Sometimes, developers face a situation where there are no verified endpoints or existing measures of a disease due to its rarity. In this scenario, they will need to develop a novel endpoint, defined as one which has never been used to support drug approval or has been substantially modified from existing ones.

Fortunately, regulators understand that developers struggle to identify and validate endpoints in rare and ultra-rare diseases. In October 2022, the FDA launched its Rare Disease Endpoint Advancement (RDEA) Pilot Program to support novel endpoint development and help sponsors qualify endpoints that have “never been used to support drug approval.” About five months earlier, the agency launched its Accelerating Rare disease Cures program (ARC), which also addresses endpoint selection, among other challenges.

The RDEA pilot program represents an excellent opportunity for developers with an active pre-investigational new drug (IND) or IND program for a rare disease that want to use novel endpoints. They can submit their proposal for an opportunity to work closely with regulators and benefit from advisory discussions and direct advice from the FDA. The agency may also consider endpoint proposals for a natural history study if it is to be conducted in a rare disease or for a common disease if there is sufficient justification that the endpoint could apply to a rare disease. Proposal submissions will start on July 1, 2023, and only one applicant per quarter, up to a maximum of three per year, will be selected through 2027. This pilot initiative offers a new pathway that envisions sponsors collaborating with regulators, patient groups, thought leaders, and other stakeholders to drive novel endpoint development.

Conduct correlation analyses to validate a novel biomarker or endpoint

In rare diseases, many endpoints, such as patient-reported outcomes (PROs) for how a patient feels or functions, are subjective. In contrast, a biomarker endpoint is an objective measure. At Parexel, we conduct biomarker and endpoint evaluation and qualification. For example, correlation analyses between the biomarker and subjective measures can assess whether either or both are valid for rare diseases and rare types of common diseases. Correlation analyses require computational biologists and statistical geneticists who understand the biomarker data, genetics, and clinical conditions. Often, the data are "dirty" and incomplete, complicating the analysis. But these analyses are crucial to validating biomarkers or endpoints: developing a treatment using a non-validated biomarker will likely end in regulatory failure.

At Parexel, we have successfully conducted biomarker and endpoint evaluation and development in clinical trials. Over the past 18 months, our biomarker and genomic medicine team has supported more than 300 biomarker and endpoint analysis projects for sponsors, ranging from genetics-genomics assessments to biomarker-endpoint analyses and validation. Recently, we helped a sponsor select and assess candidate biomarkers for their drug development program. Our findings established the value of and evidence for an objective surrogate biomarker endpoint in disease progression monitoring and drug responses.

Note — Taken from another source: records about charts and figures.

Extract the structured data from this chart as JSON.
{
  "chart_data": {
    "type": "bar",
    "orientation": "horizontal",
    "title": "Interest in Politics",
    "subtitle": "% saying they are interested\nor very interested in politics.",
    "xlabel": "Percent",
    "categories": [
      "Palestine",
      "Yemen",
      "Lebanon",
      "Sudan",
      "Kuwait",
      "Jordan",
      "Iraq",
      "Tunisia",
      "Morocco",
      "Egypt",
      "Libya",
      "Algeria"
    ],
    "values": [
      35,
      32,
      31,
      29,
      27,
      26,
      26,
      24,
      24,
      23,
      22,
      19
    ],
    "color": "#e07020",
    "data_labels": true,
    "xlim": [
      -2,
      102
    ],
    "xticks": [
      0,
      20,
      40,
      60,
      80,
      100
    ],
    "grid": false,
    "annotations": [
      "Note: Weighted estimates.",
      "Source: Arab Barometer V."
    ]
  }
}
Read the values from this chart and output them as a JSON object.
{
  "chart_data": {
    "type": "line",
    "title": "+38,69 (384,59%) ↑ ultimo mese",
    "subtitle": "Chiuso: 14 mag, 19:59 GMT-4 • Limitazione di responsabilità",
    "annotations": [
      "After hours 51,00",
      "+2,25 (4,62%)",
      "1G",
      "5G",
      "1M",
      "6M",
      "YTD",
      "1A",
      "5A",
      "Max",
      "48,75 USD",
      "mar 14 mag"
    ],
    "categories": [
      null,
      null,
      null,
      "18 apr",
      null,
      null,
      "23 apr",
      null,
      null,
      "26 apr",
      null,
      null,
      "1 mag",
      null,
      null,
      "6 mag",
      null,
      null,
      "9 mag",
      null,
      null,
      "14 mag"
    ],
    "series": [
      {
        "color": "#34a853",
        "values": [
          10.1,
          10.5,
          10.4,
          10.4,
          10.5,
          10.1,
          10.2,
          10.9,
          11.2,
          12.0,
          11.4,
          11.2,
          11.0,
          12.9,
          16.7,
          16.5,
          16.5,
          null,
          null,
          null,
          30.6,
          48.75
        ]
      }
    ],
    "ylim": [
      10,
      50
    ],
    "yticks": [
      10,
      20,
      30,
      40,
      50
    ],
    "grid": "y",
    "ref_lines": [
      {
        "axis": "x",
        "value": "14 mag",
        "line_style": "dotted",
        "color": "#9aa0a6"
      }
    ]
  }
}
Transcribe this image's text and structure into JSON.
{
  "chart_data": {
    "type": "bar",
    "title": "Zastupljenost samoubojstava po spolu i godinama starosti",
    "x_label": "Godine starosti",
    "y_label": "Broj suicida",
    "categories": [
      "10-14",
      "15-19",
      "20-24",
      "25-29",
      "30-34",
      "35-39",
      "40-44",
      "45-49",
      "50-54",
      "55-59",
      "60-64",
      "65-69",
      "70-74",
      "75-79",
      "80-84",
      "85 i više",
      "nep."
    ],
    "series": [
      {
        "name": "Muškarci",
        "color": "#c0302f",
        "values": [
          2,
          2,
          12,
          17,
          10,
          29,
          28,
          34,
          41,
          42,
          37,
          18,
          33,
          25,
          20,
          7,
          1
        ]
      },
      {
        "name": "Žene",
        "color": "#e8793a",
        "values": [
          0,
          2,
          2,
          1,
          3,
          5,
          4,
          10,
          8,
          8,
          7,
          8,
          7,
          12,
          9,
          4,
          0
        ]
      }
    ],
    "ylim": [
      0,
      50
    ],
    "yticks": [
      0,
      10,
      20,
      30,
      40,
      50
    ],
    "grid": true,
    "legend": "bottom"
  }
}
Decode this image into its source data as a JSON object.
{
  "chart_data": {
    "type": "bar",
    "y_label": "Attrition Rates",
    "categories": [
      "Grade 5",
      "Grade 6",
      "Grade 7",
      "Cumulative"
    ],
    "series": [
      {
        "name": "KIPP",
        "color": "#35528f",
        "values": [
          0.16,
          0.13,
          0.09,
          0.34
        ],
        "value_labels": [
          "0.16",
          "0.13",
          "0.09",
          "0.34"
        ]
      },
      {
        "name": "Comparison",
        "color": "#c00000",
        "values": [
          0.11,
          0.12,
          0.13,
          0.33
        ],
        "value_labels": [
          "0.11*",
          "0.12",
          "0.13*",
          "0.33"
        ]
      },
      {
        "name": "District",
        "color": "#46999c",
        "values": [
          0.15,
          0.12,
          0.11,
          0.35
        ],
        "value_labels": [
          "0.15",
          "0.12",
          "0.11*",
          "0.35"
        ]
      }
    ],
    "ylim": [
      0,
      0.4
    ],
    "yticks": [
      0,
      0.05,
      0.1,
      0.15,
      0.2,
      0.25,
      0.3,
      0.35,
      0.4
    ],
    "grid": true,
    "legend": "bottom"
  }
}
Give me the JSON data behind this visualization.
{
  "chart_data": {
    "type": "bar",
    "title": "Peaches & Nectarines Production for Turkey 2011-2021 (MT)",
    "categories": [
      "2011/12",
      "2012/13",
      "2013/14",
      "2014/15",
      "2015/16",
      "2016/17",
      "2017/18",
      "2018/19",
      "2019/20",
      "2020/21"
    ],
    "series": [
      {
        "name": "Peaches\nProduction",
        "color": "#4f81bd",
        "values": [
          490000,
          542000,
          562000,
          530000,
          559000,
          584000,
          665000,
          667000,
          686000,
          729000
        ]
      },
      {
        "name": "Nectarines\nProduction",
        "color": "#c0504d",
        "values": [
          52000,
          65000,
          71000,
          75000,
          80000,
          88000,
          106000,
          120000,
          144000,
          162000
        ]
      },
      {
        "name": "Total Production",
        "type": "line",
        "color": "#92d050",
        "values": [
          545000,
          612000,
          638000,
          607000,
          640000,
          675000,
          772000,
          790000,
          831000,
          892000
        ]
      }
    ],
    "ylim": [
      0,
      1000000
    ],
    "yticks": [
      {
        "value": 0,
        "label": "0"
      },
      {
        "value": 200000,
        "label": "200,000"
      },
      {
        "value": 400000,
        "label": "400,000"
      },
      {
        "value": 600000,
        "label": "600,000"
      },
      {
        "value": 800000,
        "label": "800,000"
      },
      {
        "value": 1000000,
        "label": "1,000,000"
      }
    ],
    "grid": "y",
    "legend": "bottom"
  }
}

Endpoint selection needs to proceed from a thorough understanding of the heterogeneity of patients and disease expression across different age groups that will be studied in a trial.

Angela Qu, M.D., Ph.D.
Senior Vice President of Biomarker Genomic Medicine, Parexel International

In our biomarker genomic medicine practice, we start the conversation very early with large pharma and emerging biotech sponsors. Often we begin with a one-page study concept for a clinical trial protocol and add design features using a data-and evidence-based approach. We leverage natural history data, registry data, genomic and biomarker data, and real-world evidence to compile all the knowledge available for the study design and endpoint selection. To overcome the obstacles because of different rules about accessing data in non-U.S. countries, we also increasingly access data through partnerships, fee-for-service arrangements, electronic medical record databases, and data mining to add insights to biomarker and patient selection.